Blind PMU Mare Gets Second Chance and Help from Service Goats




Love in the pasture, Bridget and her service goats




There are a million stories of courage and compassion, faith and hope and unthinkable cruelty involving animals told daily across the globe.

Every now and again, one truly remarkable story turns up in your backyard.

Like Bridget, the old grey lady. who wandered out of her pasture one day.

I dropped by the Adams County SPCA in Gettysburg last weekend to deliver some animal costumes for Halloween pictures. The shelter director, Abigail Avery, told me they were looking for a home for a senior horse they had taken in a few weeks earlier.

But there is an unusual condition being placed on her adoption: the new family had to take her seeing-eye goats too.

Bridget is one of those saddest of animals who started out life in a cruel situation and then had to be rescued not once, but twice.

First she was "rescued" from the infamous New Holland livestock auction. She had been shipped there after being used as what is known as a "PMU mare" for 18 years.

These are female horses, or mares kept pregnant, whose urine is harvested for Premarin, (PREgnant Mares urINE) a popular hormone replacement therapy for women.

As "production livestock" these horses are notoriously poorly cared for and the mares - and foals when they are born - are expendable, often bound for slaughter.

Bridget, a draft-cross who is a stunning red/grey roan color, had an untreated eye infection that left her totally blind.

After living with an area woman for some years, Bridget, estimated to be about 23 years old, was dumped on the woman's disabled and elderly mother after the woman moved out of town.

Several weeks ago, Bridget somehow escaped her field and was found as a stray, wandering the streets around Gettysburg.

Imagine being blind and aged and roaming the streets.
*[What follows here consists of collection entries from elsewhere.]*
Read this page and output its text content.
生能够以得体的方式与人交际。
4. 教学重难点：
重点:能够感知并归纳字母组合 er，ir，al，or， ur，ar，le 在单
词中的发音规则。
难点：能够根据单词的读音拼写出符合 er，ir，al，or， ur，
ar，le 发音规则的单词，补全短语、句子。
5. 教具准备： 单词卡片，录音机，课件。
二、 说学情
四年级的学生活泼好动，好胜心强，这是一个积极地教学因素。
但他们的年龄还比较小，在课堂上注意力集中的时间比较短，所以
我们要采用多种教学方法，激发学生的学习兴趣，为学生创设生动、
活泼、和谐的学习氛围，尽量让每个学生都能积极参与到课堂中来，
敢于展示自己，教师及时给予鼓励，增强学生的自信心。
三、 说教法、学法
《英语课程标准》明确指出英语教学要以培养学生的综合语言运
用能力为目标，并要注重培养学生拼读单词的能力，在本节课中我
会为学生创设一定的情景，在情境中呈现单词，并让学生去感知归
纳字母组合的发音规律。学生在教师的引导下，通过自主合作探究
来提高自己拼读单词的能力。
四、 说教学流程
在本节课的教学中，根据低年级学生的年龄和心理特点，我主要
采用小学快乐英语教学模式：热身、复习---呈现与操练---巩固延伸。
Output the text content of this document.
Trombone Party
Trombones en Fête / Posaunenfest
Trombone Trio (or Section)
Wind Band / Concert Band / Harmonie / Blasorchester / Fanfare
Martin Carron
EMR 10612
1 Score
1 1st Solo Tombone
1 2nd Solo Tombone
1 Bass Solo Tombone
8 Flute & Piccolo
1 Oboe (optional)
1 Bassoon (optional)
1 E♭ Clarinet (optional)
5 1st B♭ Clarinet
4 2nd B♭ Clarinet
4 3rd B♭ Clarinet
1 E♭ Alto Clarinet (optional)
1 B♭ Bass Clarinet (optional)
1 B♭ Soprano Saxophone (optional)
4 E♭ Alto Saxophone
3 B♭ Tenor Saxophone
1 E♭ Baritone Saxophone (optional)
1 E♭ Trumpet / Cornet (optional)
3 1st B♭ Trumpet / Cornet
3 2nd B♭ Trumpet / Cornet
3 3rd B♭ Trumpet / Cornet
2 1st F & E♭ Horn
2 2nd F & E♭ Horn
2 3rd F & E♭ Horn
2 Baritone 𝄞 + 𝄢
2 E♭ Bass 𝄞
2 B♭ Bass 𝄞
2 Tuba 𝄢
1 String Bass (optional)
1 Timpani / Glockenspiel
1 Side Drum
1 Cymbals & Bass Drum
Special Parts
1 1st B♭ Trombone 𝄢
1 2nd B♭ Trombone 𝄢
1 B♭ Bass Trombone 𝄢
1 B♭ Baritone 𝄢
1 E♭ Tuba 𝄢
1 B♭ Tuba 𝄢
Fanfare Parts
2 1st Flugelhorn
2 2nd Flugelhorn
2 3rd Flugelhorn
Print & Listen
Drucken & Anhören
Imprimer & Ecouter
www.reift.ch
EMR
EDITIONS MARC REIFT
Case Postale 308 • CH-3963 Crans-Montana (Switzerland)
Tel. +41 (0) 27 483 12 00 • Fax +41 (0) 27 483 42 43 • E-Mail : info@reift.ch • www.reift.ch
Bridget was brought to our local shelter, which has a beautiful barn out back to house horses and other farm animals who are victims of cruelty and neglect. But she was very unhappy alone in her stall, circling and bumping into the sides, said Avery.

A few days later the humane officer returned to the property where Bridget had been and removed four goats who had been in the pasture with her. When the trailer pulled into the shelter driveway with the goats in tow Bridget perked up and began nickering.
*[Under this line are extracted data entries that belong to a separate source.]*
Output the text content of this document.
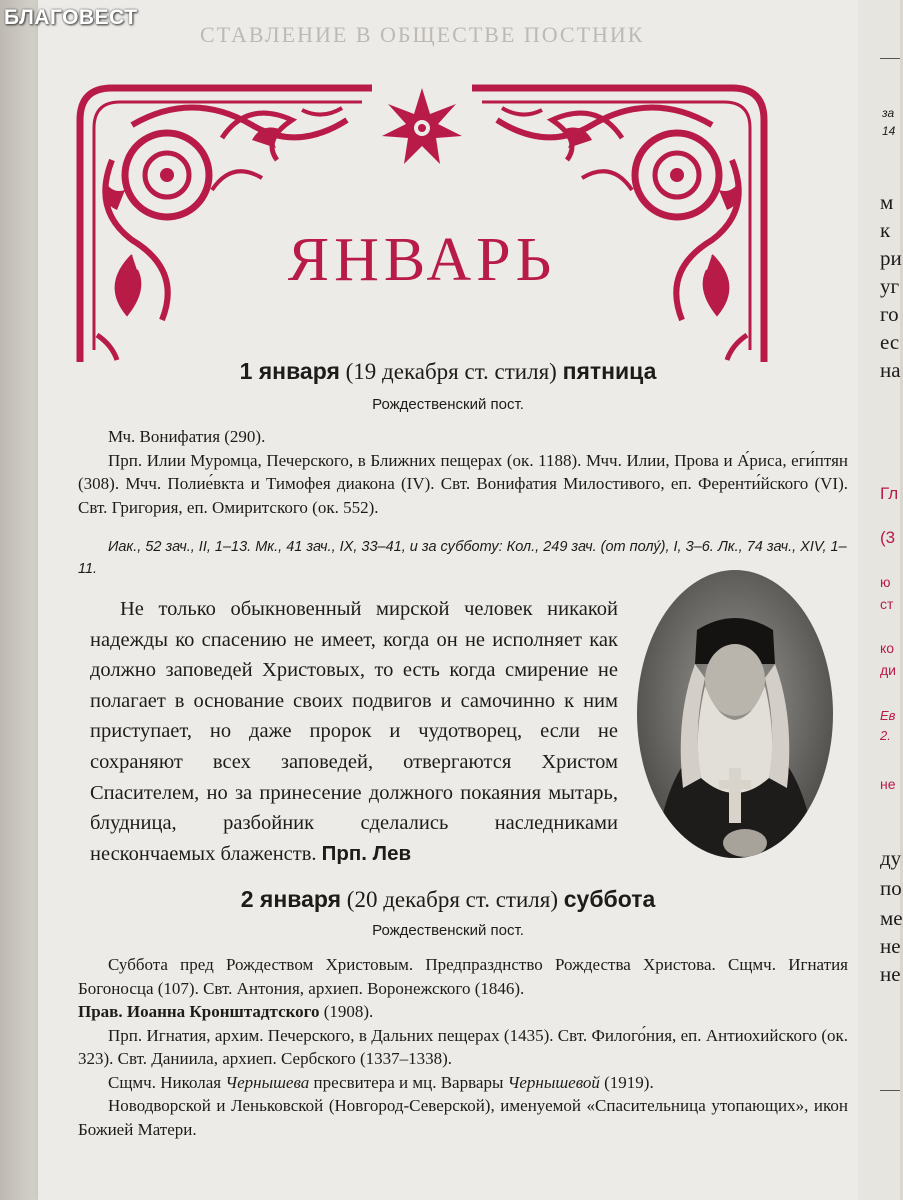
БЛАГОВЕСТ
СТАВЛЕНИЕ В ОБЩЕСТВЕ ПОСТНИК
ЯНВАРЬ
1 января (19 декабря ст. стиля) пятница
Рождественский пост.

Мч. Вонифатия (290).

Прп. Илии Муромца, Печерского, в Ближних пещерах (ок. 1188). Мчч. Илии, Прова и А́риса, еги́птян (308). Мчч. Полие́вкта и Тимофея диакона (IV). Свт. Вонифатия Милостивого, еп. Ференти́йского (VI). Свт. Григория, еп. Омиритского (ок. 552).

Иак., 52 зач., II, 1–13. Мк., 41 зач., IX, 33–41, и за субботу: Кол., 249 зач. (от полу́), I, 3–6. Лк., 74 зач., XIV, 1–11.

Не только обыкновенный мирской человек никакой надежды ко спасению не имеет, когда он не исполняет как должно заповедей Христовых, то есть когда смирение не полагает в основание своих подвигов и самочинно к ним приступает, но даже пророк и чудотворец, если не сохраняют всех заповедей, отвергаются Христом Спасителем, но за принесение должного покаяния мытарь, блудница, разбойник сделались наследниками нескончаемых блаженств. Прп. Лев
2 января (20 декабря ст. стиля) суббота
Рождественский пост.

Суббота пред Рождеством Христовым. Предпразднство Рождества Христова. Сщмч. Игнатия Богоносца (107). Свт. Антония, архиеп. Воронежского (1846).
Прав. Иоанна Кронштадтского (1908).

Прп. Игнатия, архим. Печерского, в Дальних пещерах (1435). Свт. Филого́ния, еп. Антиохийского (ок. 323). Свт. Даниила, архиеп. Сербского (1337–1338).

Сщмч. Николая Чернышева пресвитера и мц. Варвары Чернышевой (1919).

Новодворской и Леньковской (Новгород-Северской), именуемой «Спасительница утопающих», икон Божией Матери.

за
14
м
к
ри
уг
го
ес
на
Гл
(3
ю
ст
ко
ди
Ев
2.
не
ду
по
ме
не
не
She had clearly smelled a familiar odor. Her friends had arrived.

The staff put Bridget in the field with the goats and she was a different horse, Avery said, clearly more at ease and reunited with her friends.

The two female goats were placed in new homes, but the male goats, Jake and Bubba, her special friends, will go where she goes, Avery said.
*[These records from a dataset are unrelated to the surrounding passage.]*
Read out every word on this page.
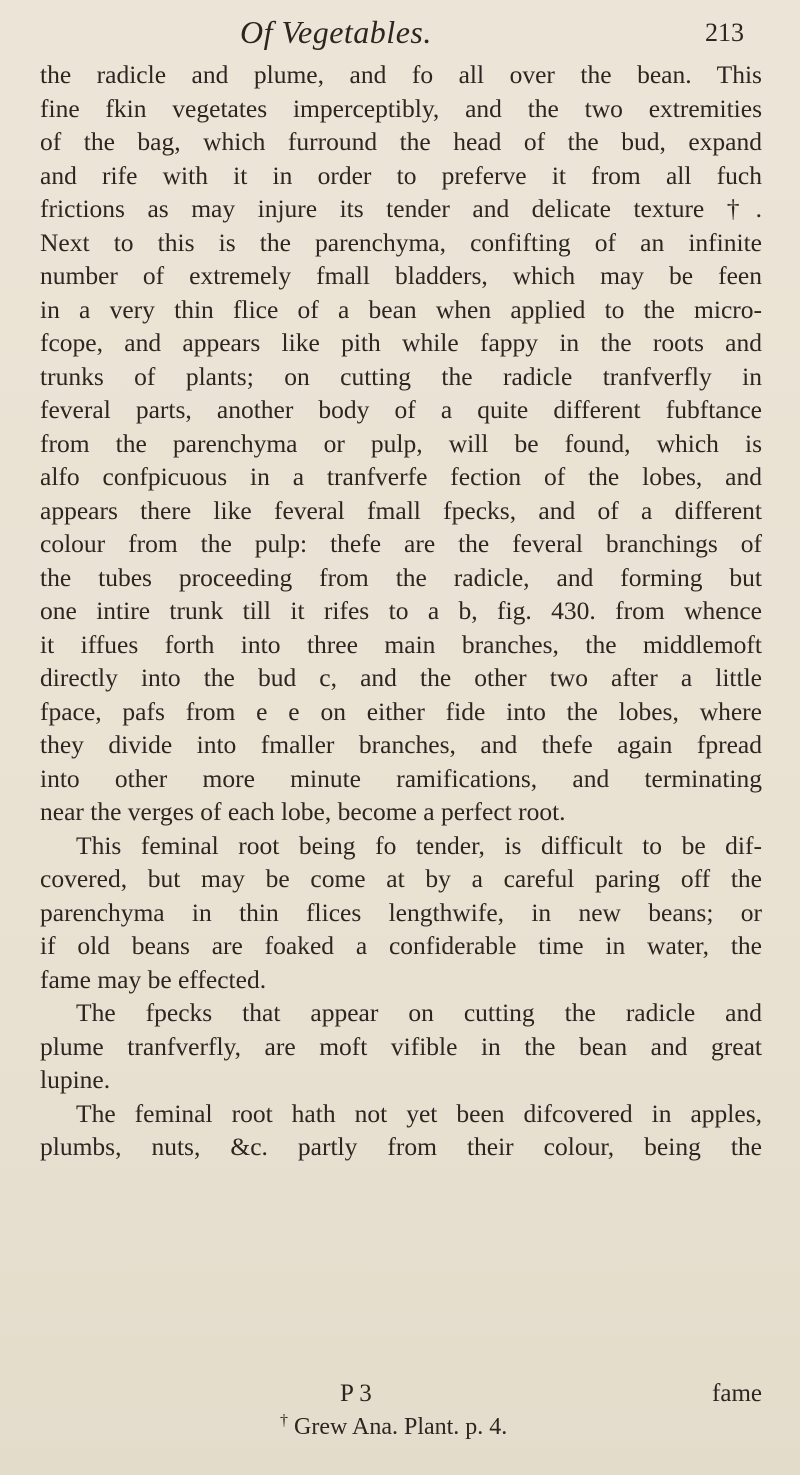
Of Vegetables.	213
the radicle and plume, and fo all over the bean. This
fine fkin vegetates imperceptibly, and the two extremities
of the bag, which furround the head of the bud, expand
and rife with it in order to preferve it from all fuch
frictions as may injure its tender and delicate texture †.
Next to this is the parenchyma, confifting of an infinite
number of extremely fmall bladders, which may be feen
in a very thin flice of a bean when applied to the micro-
fcope, and appears like pith while fappy in the roots and
trunks of plants; on cutting the radicle tranfverfly in
feveral parts, another body of a quite different fubftance
from the parenchyma or pulp, will be found, which is
alfo confpicuous in a tranfverfe fection of the lobes, and
appears there like feveral fmall fpecks, and of a different
colour from the pulp: thefe are the feveral branchings of
the tubes proceeding from the radicle, and forming but
one intire trunk till it rifes to a b, fig. 430. from whence
it iffues forth into three main branches, the middlemoft
directly into the bud c, and the other two after a little
fpace, pafs from e e on either fide into the lobes, where
they divide into fmaller branches, and thefe again fpread
into other more minute ramifications, and terminating
near the verges of each lobe, become a perfect root.
This feminal root being fo tender, is difficult to be dif-
covered, but may be come at by a careful paring off the
parenchyma in thin flices lengthwife, in new beans; or
if old beans are foaked a confiderable time in water, the
fame may be effected.
The fpecks that appear on cutting the radicle and
plume tranfverfly, are moft vifible in the bean and great
lupine.
The feminal root hath not yet been difcovered in apples,
plumbs, nuts, &c. partly from their colour, being the
P 3	fame
† Grew Ana. Plant. p. 4.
After my visit I went out back to see Bridget. She walked out of her run-in shed and toward the fence where I was standing when she heard my voice, maneuvering around a tree as she came toward me.

The goats jumped up from the hay pile where they were sunning to share a piece of the apple I brought.

"Bridget needs to go with them," shelter staff member Sandy Arentz told me. "They are her eyes and she is really lost without them."


1 comment:

  1. We have a blind POA whos pasturemate is a Thoroughbred. Ozzie is lost without Jagger. It is amazing how the sighted animals take care of the blind ones. Nature is very beautiful!